Точно проснувшись, он начал есть. Умял полсковороды картошки, гречку с тушенкой, заедая ломтями кирпичного хлеба. Не мог остановиться. Галя отставила тарелку в сторону и молча смотрела на него.
Откинувшись на спинку стула, он блаженно потянулся, выпятил набитый живот, и забарабанил по нему двумя ладонями. Из всех его «быдляцких привычек» эта почему-то раздражала Светку больше всего.
А Галочка, солнышко, только улыбнулась.
- Ну всё, я вам чистое белье перестелю и пойду … А вы отдыхайте. Я будильник поставлю. Мне с утра на занятия.
Сердце забилось часто-часто-часто. Он понимал – она ещё целочка. Чистая. Может, ещё не целовалась.
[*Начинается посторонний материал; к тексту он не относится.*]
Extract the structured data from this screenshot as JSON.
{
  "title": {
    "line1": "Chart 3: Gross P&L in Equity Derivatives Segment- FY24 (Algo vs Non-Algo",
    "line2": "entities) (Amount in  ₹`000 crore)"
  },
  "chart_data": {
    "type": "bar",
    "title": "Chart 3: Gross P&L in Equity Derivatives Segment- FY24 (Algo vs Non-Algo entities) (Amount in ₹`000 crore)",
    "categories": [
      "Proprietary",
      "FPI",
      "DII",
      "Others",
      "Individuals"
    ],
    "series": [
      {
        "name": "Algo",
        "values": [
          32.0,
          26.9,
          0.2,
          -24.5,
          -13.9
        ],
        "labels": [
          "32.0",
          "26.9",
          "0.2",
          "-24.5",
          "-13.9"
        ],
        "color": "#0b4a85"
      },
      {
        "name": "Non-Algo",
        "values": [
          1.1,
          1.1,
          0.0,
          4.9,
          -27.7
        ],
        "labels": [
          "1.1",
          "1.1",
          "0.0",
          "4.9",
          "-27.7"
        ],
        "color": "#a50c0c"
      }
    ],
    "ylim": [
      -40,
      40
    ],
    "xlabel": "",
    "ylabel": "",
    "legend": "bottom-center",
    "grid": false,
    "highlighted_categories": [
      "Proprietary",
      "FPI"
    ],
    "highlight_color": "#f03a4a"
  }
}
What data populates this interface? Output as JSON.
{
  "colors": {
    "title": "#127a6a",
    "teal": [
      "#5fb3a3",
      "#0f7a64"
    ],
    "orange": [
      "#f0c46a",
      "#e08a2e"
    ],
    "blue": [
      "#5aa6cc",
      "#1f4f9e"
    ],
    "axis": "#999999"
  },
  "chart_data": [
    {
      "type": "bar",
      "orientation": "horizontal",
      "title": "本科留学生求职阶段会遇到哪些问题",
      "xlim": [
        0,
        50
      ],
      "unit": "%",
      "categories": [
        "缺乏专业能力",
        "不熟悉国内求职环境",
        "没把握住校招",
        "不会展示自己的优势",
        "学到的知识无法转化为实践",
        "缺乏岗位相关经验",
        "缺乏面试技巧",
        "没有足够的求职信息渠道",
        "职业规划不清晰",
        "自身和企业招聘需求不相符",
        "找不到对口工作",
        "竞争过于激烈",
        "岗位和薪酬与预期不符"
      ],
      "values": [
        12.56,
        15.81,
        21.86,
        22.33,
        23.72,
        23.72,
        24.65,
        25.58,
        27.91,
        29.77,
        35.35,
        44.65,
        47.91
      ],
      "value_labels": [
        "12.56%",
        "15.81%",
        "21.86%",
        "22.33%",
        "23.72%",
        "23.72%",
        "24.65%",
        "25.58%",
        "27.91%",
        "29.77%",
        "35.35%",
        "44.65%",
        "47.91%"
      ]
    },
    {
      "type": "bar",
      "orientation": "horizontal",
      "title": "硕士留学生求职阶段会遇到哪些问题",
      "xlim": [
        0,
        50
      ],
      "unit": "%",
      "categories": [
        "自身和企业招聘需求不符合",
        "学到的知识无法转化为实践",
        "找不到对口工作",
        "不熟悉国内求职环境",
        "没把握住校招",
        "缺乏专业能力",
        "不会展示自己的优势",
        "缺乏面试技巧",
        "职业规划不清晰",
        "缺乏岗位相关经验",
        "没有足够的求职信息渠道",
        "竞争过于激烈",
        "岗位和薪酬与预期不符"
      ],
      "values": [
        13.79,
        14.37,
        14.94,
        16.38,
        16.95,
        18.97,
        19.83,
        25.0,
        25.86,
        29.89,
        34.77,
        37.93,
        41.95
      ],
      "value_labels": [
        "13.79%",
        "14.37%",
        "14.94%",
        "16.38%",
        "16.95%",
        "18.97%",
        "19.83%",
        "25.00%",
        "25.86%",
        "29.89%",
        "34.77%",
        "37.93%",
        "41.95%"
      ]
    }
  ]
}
Тогда вообще были другие понятия. Не мог он её сейчас завалить, выпить по капле, вдохнуть как воздух, глоточками.
Но и отпустить не мог.
Поэтому попросил:
- Выйди за меня замуж.
- Я? – переспросила она.
- Ну, да. – Он встал у дверей, закрывая выход. – У тебя же нет никого?
- А ты?
- У меня была. Но мы расстались. Она сама ушла. В общем …если ты не хочешь, я просто сейчас уйду. И больше никогда не увидимся. Никогда! В общем, как знаешь.

Он и вправду так решил.

- Нет, ну как же …Зачем так спешить?
- Зачем?! – Он подошел к ней. – Затем! Вдруг я завтра умру … Под трамвай попаду! Или убьют! В общем, решай …
Галя молча хлопала глазами.
- Ну, я пошел …
- Нет!
- В каком смысле нет?
- Да!
- Ну и всё. – Он взял её за руку, усадил на кровать. – Значит, не надо тебе никуда идти. Ложись на кровать, а я на пол. Слово даю, я тебя не трону. Ты ведь девушка?
- Ну, а кто, — удивилась Галя, — парень, что ли?
Ему стало больно – точно ниточку выдернули из сердца. Или, наоборот, иголочкой туда ткнули, в мягкое. Комариный укус.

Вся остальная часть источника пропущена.